Erkenntnisse und Konsequenzen

Wenn ich zum Abschluß meiner Ausführungen etwas sagen darf zu unseren Erkenntnissen, zu dem, was in unsere Strategien eingehen sollte, so kann ich sagen, daß ich als noch konsequenterer "Integrations-Politiker" aus den USA zurückgekehrt bin. Politisch werde ich mich noch sehr viel stärker dafür einsetzen, daß das Angebot der Integration gemacht wird, daß man, ohne das Wort zu gebrauchen, davon ausgeht, daß die Bundesrepublik faktisch für weite Teile der hierher gekommenen ausländischen Arbeitnehmer und ihrer Angehörigen ein Einwanderungsland geworden ist, und daß man daraus die Konsequenzen zieht.

Das zweite, daß man nicht zulässt: - leider sind Ansätze dazu bereits vorhanden und es gibt eine negative Geschichte, die u. U. politisch noch fortgeschrieben werden könnte, - daß man es also nicht zulässt, daß deutsche und nichtdeutsche Kinder, deutsche und nichtdeutsche Jugendliche getrennt voreinander im Kindergarten, in der Schule oder bei der Ausbildung aufwachsen. Tendenzen hierzu sind sehr stark vorhanden, auf dem Hintergrund der politischen Vorstellungen und Versuche, die Rückkehrfähigkeit auch der zweiten und dritten Generation nicht nur zu erhalten, sondern noch zu fördern.

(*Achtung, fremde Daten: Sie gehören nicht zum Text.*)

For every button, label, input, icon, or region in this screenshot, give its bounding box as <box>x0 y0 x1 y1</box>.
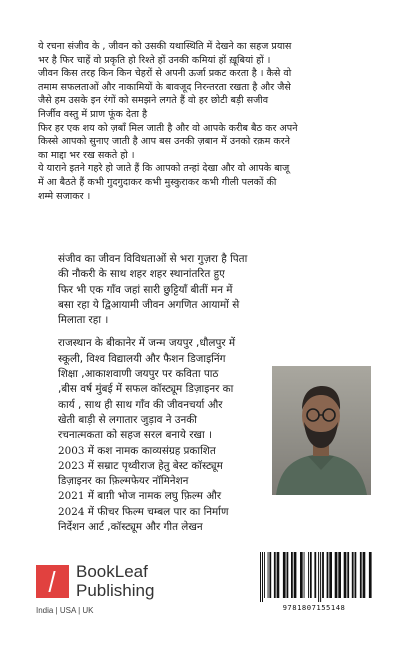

Unsere Politiker werden hier von den Amerikanern - bei aller Unterschiedlichkeit der Problematik - einiges lernen können. Teilweise wurde es bereits zugelassen und in Programmen verwirklicht, daß ausländische Kinder getrennt von den deutschen Kindern groß werden. Das sollte auch dann nicht zugelassen werden, wenn ein analoges und gleich gutes Schul- bzw. Ausbildungssystem angeboten wird.

Erstens gibt es das nicht, es kann es auch nicht geben, denn die sozial schwächere Gruppe erhält niemals ein gleichwertiges oder vielleicht sogar ein besseres Ausbildungssystem. Zum anderen aber das Getrenntvoneinanderaufwachsen, selbst wenn ich voraussetze, dass gleiche Bildungsabschlüsse garantiert sind, bedeutet ein Nebeneinanderherleben und damit vor allem auch eine Fixierung vorhandener oder sich immer wieder ausprägender Vorurteile.

In Charlotte wurden keine Hymnen angestimmt über die Erfolge der De-Segregation, aber es wurde uns gesagt, daß durch die schulische De-Segregierung das Zusammenleben der schwarzen und weißen Kindern, das Zusammenleben der schwarzen und weißen Lehrer und das Zusammenleben der verschiedenen Bevölkerungsteile überhaupt stark gefördert werden konnte. Es führe schließlich dazu, daß man - was sonst in Amerika als unmöglich erscheint - auch miteinander im gleichen Gebiet wohnen kann.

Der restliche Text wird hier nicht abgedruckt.